Hoje, a faixa de 6 GHz está toda destinada no Brasil para serviços não licenciados, como o Wi-Fi. Mas a Anatel tem dado passos para rever a abordagem e deixar metade da capacidade para a indústria móvel, a partir da leitura que esta seria a única faixa disponível e com harmonização internacional no 6G.
"O Brasil não pode ficar de fora dessa corrida 6G", afirmou Caram, no encontro da Abrint. A entidade, vale notar, tem sido uma das mais vocais defensoras da manutenção de toda a faixa para o Wi-Fi, afirmando que esta é uma necessidade presente – e não futura – dos provedores regionais.
"A integralidade da faixa de 6 GHz é essencial para o que a gente oferta hoje para o cliente e para modelos de negócios futuros.
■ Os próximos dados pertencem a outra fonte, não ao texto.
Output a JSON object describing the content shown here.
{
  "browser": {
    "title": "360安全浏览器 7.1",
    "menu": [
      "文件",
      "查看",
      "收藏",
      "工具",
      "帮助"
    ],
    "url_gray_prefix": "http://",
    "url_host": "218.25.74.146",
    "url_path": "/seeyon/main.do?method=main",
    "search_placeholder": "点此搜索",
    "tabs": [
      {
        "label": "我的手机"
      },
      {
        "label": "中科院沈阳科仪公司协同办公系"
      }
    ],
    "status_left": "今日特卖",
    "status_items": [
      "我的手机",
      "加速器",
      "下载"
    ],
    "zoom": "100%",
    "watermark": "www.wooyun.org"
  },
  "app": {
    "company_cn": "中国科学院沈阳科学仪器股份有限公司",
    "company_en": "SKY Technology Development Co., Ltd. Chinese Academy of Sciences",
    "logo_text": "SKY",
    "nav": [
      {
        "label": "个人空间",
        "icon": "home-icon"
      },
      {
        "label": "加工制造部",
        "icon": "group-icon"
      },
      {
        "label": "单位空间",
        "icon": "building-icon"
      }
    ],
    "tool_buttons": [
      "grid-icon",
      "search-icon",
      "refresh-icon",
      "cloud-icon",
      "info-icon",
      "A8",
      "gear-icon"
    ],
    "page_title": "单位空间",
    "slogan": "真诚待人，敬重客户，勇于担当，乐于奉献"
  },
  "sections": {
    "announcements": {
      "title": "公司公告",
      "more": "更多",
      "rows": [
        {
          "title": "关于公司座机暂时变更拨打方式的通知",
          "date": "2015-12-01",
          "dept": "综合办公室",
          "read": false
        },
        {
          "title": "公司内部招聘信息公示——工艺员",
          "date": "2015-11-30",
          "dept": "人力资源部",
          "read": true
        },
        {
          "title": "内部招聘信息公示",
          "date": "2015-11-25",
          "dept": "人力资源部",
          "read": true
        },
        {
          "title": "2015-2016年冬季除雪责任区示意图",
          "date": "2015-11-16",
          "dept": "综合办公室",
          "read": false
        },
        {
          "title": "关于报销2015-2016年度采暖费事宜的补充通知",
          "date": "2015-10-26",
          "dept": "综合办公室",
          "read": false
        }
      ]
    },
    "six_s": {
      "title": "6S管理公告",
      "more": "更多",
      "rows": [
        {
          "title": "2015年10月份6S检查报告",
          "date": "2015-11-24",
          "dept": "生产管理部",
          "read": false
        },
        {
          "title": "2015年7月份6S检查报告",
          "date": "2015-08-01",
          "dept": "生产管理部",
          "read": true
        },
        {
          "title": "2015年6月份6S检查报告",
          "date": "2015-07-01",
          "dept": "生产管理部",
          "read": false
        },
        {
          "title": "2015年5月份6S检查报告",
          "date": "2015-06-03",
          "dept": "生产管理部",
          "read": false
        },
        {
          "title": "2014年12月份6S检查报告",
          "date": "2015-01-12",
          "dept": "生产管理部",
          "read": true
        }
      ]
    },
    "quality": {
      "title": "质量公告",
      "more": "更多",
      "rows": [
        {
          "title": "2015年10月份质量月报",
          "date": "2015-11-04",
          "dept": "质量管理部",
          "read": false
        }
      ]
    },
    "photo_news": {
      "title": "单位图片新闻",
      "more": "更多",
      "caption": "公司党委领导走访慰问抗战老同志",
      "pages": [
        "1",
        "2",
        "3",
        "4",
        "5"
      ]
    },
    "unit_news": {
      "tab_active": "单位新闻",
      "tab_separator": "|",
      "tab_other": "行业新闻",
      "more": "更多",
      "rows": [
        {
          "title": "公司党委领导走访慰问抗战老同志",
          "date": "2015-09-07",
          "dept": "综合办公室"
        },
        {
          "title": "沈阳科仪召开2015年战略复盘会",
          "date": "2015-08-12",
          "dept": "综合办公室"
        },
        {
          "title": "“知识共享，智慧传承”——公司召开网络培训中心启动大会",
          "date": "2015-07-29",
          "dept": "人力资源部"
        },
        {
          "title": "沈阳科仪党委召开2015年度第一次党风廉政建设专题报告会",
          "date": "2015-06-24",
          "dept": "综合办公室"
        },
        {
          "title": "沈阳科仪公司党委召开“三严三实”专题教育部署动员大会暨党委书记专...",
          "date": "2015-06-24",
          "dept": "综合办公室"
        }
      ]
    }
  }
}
Não é a única faixa, mas é o que temos para hoje", afirmou a líder do conselho da Abrint, Cristiane Sanches. A dirigente lamentou que uma "insegurança" sobre a destinação tenha se instaurado, mesmo após a Anatel decidir em 2021 deixar o 6 GHz com o Wi-Fi.
"Hoje, as faixas de 2,4 GHz e 5,8 GHz já não dão conta do recado. Este é um limitador atual", reiterou Sanches, argumentando que o Wi-Fi é essencial mesmo para as redes móveis, ao permitir o offload de tráfego das mesmas. Em paralelo, a indústria móvel teria outras opções para viabilizar novos serviços no futuro, como o 10,5 GHz e o 4,9 GHz.
Mesmo o cenário de convivência é encarado com ceticismo. "Um uso híbrido é absolutamente difícil", resumiu Sanches. Ecoando estudo apresentado na Abrint pelo consultor Raul Katz, a dirigente apontou que o arranjo poderia se sair como um Frankenstein.
Head de assuntos governamentais da Cisco, Giuseppe Marrara também criticou a possível mudança de rumos da Anatel – classificada por ele como uma surpresa constrangedora. "Confiamos que a Anatel tinha tomado a decisão correta. Agora temos medo e incerteza do que vai acontecer".
A empresa fabrica no Brasil equipamentos Wi-Fi para operação em 6 GHz, e já teria entregue 70 mil pontos de acesso WiFi 6E e mais dezenas de milhares em futuros pedidos a clientes que hoje não compram mais equipamentos que operam apenas nas faixas tradicionais de Wi-Fi, afirma Marrara.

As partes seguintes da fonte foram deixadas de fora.